Home. Metre by metre she moved through her childhood home, remembering every step on the stairs, the creak of each floorboard. The way the curved handle on the front door felt in her hand, the sound of Mamma’s and Pappa’s calm voices filtering up through the wooden floor in her room when she went to bed, the way the Bakelite light switch in the old servant’s bedroom always slipped back if you didn’t turn it round twice.
And then the annihilating knowledge that her own son would never be able to quell his anxiety as an adult by remembering his safe childhood home. She had put so much energy into trying to create a home for him.
He would scarcely remember that once they had been a complete family.
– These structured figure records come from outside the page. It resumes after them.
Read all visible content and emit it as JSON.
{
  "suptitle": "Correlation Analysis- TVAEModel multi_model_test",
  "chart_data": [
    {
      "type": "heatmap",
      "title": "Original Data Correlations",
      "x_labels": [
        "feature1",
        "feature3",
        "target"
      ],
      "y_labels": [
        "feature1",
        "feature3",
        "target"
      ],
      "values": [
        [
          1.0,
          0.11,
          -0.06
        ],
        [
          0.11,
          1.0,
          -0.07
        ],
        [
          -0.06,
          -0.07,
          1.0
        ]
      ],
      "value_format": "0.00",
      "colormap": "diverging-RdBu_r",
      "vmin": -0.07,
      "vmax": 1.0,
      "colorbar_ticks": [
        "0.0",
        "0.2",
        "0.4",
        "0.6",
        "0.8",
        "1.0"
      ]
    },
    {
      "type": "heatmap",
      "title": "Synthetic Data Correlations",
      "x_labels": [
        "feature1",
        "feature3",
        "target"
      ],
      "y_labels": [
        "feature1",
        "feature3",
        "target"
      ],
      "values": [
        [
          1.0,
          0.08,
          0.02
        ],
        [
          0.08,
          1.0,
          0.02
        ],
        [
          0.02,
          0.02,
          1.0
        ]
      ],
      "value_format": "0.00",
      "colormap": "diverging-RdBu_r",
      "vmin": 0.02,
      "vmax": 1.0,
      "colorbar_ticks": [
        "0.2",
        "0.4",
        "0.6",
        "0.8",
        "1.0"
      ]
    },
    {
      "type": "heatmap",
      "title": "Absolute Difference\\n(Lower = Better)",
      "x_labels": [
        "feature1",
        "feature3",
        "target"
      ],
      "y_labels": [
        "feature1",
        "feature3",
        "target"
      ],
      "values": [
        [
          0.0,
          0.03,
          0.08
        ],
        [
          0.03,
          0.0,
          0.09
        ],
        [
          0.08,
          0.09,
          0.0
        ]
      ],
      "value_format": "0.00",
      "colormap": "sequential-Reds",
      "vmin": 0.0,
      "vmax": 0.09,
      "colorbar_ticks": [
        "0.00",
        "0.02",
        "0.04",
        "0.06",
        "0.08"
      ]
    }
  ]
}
Her failure was unforgivable.
The punishment eternal.
But she had no intention of carrying the blame alone.
Eva.
Her name was Eva.
Why had she lied?
Why had she gone home with him, given him access to her body, made him completely and without reservation admit her into his life, allowed him to reveal himself to her?
He lay on his back in bed and stared up at the ceiling, lay in the bed where they had made love. Where he had made love to her and she had used him, consumed him like an object. Utterly without consideration she had forced her way into his world, knocked over everything, stolen all the desire he had managed to preserve so long and with such great effort.
She was one of them.
One of the women who ruined his family and took his mother away from him.
The strength he thought she had given him had in three letters been transformed into a place vulnerable to attack, an undefended hole leading straight into his deepest fear. The fear whose only equal opponent was the control. His own means of defence.
Like a physical attack he felt the compulsion boring into him. There was nothing left that could withstand it.
He had been so strong only a few hours ago.
Who was this woman, who had claimed the right to inflict this on him?
He had already looked up the phone number in the book.
She lived in Nacka.
A ten-minute drive.
But it was impossible for him to leave the flat.